It is a drug that counteracts the over-reaction of the immune system, at the origin of some of the most serious complications of COVID-19 and which in these days seems to offer hope to patients with coronavirus-induced pneumonia. In addition to rheumatoid arthritis therapy, the medicine is also used to treat cytokine release syndrome, a side effect of CAR-T anticancer therapy which consists of a massive release of inflammatory molecules in response to the immune cells used in the treatment (Author 9, 2020).

3.6.2. Emapalumab

It is an anti-interferon gamma. This drug keeps children with hemophagocytic lymphohistiocytosis (HLH) alive, awaiting transplantation. The administration of emapalumab is able to "turn off" the abnormal and excessive inflammatory response in patients with HLH, neutralizing the effects deriving from the excessive production of interferon-gamma (Author 10, 2020).

3.6.3. Sarilumab

Sarilumab is an interleukin-6 (IL-6) receptor antagonist indicated for the treatment of adult patients with moderately to severely active rheumatoid arthritis who have had an inadequate response or intolerance to one or more disease-modifying antirheumatic drugs (DMARDs) (Author 11, 2020).

3.6.4. Eculizumab

It is a member of the drug class selective immunosuppressants and is used to treat Hemolytic Uremic Syndrome, Myasthenia Gravis, Neuromyelitis Optica and Paroxysmal Nocturnal Hemoglobinuria (Author 12, 2020).

3.6.5. Anakinra

It inhibits the activity of interleukin-1 (IL-1), and has already been approved for the treatment of a group of rare and potentially fatal auto-inflammatory diseases. The US Food and Drugs Administration (FDA) has granted a study to test the safety and effectiveness of individually or simultaneously blocking IL-6 and IL-1 versus standard of care on blood oxygenation and systemic cytokine release syndrome in patients with COVID-19 coronavirus infection and acute hypoxic respiratory failure and systemic cytokine release syndrome (Author 13, 2020).

3.6.6. Siltuximab

Siltuximab like tocilizumab, binds to interleukin-6 and is indicated for the treatment of adult patients with Castleman disease (Deisseroth et al., 2015). The SISCO study (Siltuximab In Serious COVID-19) is configured as an observational study conducted both on hospitalized patients and those already in intensive care (Author 18, 2020).

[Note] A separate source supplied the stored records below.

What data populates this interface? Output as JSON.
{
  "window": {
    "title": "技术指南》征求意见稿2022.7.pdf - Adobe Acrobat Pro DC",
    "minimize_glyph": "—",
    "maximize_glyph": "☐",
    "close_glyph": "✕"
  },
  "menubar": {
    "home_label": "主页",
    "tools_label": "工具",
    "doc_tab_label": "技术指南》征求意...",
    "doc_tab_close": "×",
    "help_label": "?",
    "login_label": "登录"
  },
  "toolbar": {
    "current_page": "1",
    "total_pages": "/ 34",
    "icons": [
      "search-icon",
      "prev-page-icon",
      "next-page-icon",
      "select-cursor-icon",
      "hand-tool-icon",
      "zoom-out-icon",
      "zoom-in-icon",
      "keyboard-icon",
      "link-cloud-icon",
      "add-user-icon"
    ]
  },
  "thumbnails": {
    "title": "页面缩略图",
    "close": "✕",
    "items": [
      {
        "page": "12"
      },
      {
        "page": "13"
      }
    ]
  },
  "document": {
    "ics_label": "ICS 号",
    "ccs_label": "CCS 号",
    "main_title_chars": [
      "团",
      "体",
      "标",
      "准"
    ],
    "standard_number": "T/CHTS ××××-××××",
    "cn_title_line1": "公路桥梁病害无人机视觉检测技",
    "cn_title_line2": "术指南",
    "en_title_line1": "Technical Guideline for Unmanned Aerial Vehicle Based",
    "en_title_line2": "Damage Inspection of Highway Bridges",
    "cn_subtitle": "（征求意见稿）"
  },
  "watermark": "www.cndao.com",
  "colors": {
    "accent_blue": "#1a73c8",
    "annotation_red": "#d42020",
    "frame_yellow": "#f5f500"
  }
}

Table 2 shows Italian Medicines Agency (AIFA) approved experimental studies in COVID-19 therapy (Author 19, 2020; Author 20, 2020; Author 21, 2020; Author 22, 2020; Author 23, 2020; Author 24, 2020; Author 25, 2020; Author 26, 2020; Author 27, 2020; Author 28, 2020; Author 29, 2020).

Table 2.

AIFA approved experimental studies in COVID-19 therapy.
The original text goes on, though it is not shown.